Through more than two decades, nobody this side of maybe John Schuerholz in Atlanta -- the next executive who will go into the Hall of Fame, likely in 2013, when the Expansion Era Committee next votes -- has done it as consistently well as Gillick.
"One thing I think is very important is character," he said. "When I first started out, I used to think it was 70 percent ability and 30 percent character. But the longer I've been in it, I think it's 60 percent character and 40 percent ability."
Gillick was the architect of Toronto's back-to-back World Series championships in 1992-1993, the masterstroke of which came during the 1990 winter meetings when he was part of one of the biggest blockbusters ever, along with then-San Diego GM Joe McIlvaine, acquiring Joe Carter and Roberto Alomar from the Padres for Tony Fernandez and Fred McGriff.

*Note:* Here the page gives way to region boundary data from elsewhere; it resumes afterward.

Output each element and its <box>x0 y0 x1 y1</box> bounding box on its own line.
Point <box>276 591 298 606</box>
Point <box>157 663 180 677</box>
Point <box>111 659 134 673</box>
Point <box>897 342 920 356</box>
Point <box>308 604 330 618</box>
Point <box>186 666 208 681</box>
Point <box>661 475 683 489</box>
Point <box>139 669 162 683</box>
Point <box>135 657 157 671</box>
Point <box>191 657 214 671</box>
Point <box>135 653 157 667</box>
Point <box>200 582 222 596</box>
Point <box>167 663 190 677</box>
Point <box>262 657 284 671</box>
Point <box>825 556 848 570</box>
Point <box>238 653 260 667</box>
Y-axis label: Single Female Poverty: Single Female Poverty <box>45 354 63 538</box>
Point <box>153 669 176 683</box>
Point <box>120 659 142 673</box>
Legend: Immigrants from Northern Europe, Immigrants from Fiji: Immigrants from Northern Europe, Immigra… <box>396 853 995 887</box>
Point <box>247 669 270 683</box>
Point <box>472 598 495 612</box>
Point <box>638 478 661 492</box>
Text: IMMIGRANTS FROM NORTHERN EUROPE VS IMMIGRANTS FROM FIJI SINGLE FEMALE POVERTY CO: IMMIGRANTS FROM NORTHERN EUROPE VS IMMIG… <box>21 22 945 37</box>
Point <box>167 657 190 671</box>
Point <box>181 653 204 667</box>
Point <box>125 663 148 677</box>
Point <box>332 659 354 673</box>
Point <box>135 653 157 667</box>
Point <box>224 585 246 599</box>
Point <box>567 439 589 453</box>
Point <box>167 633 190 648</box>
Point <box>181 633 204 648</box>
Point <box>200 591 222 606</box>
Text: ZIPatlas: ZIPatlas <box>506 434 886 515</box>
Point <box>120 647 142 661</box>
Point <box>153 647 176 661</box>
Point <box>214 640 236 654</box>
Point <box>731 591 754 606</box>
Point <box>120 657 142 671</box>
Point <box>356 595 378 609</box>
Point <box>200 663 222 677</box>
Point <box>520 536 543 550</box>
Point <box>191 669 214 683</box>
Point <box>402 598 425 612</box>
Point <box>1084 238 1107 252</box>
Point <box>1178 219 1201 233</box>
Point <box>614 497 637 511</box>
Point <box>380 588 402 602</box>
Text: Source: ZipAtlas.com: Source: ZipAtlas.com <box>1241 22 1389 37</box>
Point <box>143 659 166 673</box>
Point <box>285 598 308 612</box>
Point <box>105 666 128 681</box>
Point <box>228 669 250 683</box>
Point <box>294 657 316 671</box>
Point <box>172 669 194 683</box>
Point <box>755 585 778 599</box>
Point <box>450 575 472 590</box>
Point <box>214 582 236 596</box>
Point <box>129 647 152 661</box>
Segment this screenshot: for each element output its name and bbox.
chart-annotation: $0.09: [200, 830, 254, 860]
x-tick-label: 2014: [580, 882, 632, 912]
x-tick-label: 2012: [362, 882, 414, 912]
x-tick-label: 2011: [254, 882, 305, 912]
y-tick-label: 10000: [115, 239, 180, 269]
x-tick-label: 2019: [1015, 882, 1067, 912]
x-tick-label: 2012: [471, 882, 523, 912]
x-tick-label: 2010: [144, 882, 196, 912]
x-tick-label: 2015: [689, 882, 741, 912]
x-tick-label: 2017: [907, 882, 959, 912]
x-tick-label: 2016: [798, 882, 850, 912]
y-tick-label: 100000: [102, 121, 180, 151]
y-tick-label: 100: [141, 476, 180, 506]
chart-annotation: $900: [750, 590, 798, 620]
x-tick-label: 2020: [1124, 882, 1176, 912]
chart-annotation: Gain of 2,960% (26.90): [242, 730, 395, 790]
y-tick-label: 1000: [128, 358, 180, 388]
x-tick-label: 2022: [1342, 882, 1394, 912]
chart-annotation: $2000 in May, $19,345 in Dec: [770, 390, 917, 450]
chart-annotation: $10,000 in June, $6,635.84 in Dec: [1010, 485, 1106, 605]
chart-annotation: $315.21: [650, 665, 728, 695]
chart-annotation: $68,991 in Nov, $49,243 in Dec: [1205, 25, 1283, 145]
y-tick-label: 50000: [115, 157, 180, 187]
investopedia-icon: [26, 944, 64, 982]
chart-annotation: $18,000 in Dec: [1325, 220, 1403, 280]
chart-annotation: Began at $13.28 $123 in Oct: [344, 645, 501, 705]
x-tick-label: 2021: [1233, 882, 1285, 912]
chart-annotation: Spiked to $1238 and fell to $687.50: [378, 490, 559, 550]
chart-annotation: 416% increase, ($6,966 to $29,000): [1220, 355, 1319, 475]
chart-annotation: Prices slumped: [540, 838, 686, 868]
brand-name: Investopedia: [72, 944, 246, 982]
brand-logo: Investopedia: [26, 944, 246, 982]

He was the GM the last time the Orioles made the playoffs, in 1997.
In Seattle, in the immediate aftermath of the departures of Ken Griffey Jr. and Alex Rodriguez, Gillick constructed a Mariners team that won 116 games.
And in Philadelphia, he built just the second World Series title team in Phillies' franchise history.
Tellingly, none of these three clubs have been to the playoffs since Gillick left.
Impressively, Gillick won in the AL East with two clubs not named the Yankees and Red Sox. Neither the Blue Jays nor the Orioles have been much since.
Gillick has a knack for easily moving into a situation and working with those around him. He has not been an executive who immediately "blows things up" in a new situation and brings in his own people.
In his last three stops, he never even fired the manager he inherited. In Baltimore, he kept Davey Johnson, who had been hired by owner Peter Angelos just before him. In Seattle, he and Lou Piniella formed a dynamic duo. And in Philadelphia, he kept Charlie Manuel -- who went on to win a World Series for him.
"I think I've only known five or six people he's let go," says Gordon Lakey, the Phillies' director of scouting, and also one of Gillick's top aides in Toronto.
Lakey always has admired how Gillick, in meetings, will seek everyone else's opinion first, soaking in all of the information he can, before he expresses his own thoughts.
"He's one of the few people you can say makes everyone around him better," Lakey says.
Lakey also tells a terrific story, which he related to Tyler Kepner of the New York Times the other day. At a tryout camp in Mississippi some 40 years ago, Gillick was perplexed by something about one of the players. It wasn't until after the workout, when he was in the car with the area scout, that it finally came to Gillick.
"That kid changed his name," Gillick said. "That kid's been around. His last name was Pettigrew before."
It's all in the details. Always has been for Gillick, one of a kind, a true, slam-dunk Hall of Famer.